Rabat – Egyptian preacher Amr Khaled became the laughing stock of social media after he filmed himself in the sacred mosque of Mecca praying for his Facebook fans.
Internet users in Egypt and the Arab world have raged against the famous tele-preacher Amr Khaled for his use of social networks during his pilgrimage to Mecca. A storm of discontent and sarcasm that brings together conservatives and protesters.
A video posted by the Egyptian “telecoranist” on social networks has provoked a wave of protest. It shows the man in tears praying God to the wishes of anyone who would comment on his Facebook page.
Hands cupped to the heavens, face up and eyes closed, the controversial preacher repeats over and over in a quivering voice: “May Allah bless my followers, I swear as Allah is my witness that I love all the followers of my [Facebook] page, may Allah answer their prayers.”
Khaled goes on in the same tone: “Dear Allah I beg of you to answer the prayers of my followers this holy Eid.”
Khaled’s prayers were indeed heard, but did not appear to have the desired effect. For social media users, the preacher’s “performance” was overly exaggerated.

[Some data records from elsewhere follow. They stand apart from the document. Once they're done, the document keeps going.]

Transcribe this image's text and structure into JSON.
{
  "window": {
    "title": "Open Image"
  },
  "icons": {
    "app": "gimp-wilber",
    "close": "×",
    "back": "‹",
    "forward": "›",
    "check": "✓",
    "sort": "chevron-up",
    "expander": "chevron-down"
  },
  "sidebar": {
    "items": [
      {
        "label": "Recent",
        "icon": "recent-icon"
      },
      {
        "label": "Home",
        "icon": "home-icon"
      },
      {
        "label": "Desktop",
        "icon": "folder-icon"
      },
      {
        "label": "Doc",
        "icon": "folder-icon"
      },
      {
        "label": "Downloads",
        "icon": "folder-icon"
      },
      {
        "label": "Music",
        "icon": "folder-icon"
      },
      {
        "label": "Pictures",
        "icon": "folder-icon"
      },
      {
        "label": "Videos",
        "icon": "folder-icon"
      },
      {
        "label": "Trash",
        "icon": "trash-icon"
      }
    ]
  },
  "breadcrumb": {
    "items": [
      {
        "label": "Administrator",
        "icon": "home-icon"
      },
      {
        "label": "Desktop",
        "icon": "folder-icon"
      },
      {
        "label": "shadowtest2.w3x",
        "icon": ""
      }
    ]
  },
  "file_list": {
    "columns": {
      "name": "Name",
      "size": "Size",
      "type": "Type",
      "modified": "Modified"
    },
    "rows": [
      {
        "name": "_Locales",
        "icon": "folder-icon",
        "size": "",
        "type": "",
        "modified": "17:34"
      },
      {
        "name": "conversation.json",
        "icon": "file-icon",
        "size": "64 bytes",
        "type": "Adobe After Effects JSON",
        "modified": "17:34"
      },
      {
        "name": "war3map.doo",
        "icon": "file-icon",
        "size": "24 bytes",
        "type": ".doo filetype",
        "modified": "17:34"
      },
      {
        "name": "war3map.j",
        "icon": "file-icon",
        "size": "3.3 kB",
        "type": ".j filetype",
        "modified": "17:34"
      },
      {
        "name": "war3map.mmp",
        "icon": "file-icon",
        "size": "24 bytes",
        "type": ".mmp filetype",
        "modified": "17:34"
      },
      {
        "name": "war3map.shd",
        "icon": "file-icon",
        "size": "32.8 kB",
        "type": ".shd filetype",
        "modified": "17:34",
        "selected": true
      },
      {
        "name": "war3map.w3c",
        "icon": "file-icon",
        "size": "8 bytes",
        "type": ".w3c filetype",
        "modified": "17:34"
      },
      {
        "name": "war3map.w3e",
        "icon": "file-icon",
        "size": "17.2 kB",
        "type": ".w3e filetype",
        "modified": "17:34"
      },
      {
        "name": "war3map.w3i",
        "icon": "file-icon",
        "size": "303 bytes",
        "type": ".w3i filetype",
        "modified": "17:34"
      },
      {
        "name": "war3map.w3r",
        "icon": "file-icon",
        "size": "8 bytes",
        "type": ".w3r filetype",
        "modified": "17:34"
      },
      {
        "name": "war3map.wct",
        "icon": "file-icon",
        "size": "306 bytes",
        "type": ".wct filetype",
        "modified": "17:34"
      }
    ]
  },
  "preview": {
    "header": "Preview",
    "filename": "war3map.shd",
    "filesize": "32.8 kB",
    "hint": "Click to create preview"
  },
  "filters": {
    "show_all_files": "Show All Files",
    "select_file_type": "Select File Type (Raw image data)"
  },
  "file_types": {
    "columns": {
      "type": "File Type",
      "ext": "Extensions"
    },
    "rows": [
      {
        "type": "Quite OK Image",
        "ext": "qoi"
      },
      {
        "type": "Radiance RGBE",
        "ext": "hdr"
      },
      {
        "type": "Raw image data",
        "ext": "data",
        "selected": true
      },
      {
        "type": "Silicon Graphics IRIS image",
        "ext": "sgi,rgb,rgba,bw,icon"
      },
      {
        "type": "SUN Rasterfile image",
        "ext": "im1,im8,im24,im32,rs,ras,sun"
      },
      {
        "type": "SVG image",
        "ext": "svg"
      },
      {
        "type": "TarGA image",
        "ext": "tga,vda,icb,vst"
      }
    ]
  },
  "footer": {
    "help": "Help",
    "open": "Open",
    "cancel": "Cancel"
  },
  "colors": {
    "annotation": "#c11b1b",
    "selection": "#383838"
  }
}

Some even went as far as accuse him of “trading with religion” to gain more followers.
With more than 8 million people subscribed to his Twitter account and 28 million followers on his Facebook page, these legions of disciples, usually young, did not prevent thousands of Internet users from attacking Amr Khaled accused of taking advantage of the naivety of his faithful to present himself as the mediator between man and God.
Some went as far as call him a charlatan who seeks only power and accused him of presenting a soft version of Islamism. There were indeed some who defended Khaled, but their number was far less than that of its detractors who quickly turned him into a viral meme.
Khaled took to Twitter to address the merciless mocking he received. “I was sad to see what was trending on social media about my video,” he wrote, “since it was taken out of context to stir controversy about my person.”
— Amr Khaled (@amrkhaled) August 31, 2017
The preacher added that this was not the first time he was victim of such behavior, and he refuted the claims of some that he had excluded all Muslims from his prayers.
“This is an attempt to spark controversy and spread false allegations around my humble person.” concluded Khaled.
As one of the most Muslim “telecoranists” in the Arab world, Khaled took the top spot in Forbes Arabia’s list of the Muslim world’s richest preachers with a cool 2.5 million dollar income in 2007.
According to an editorial by Forbes, religious preaching in the Islamic world has become a major money-spinner not unlike regular businesses. But the magazine said the commercial gain does not reduce the value of the vocation of preaching or the ideas being presented.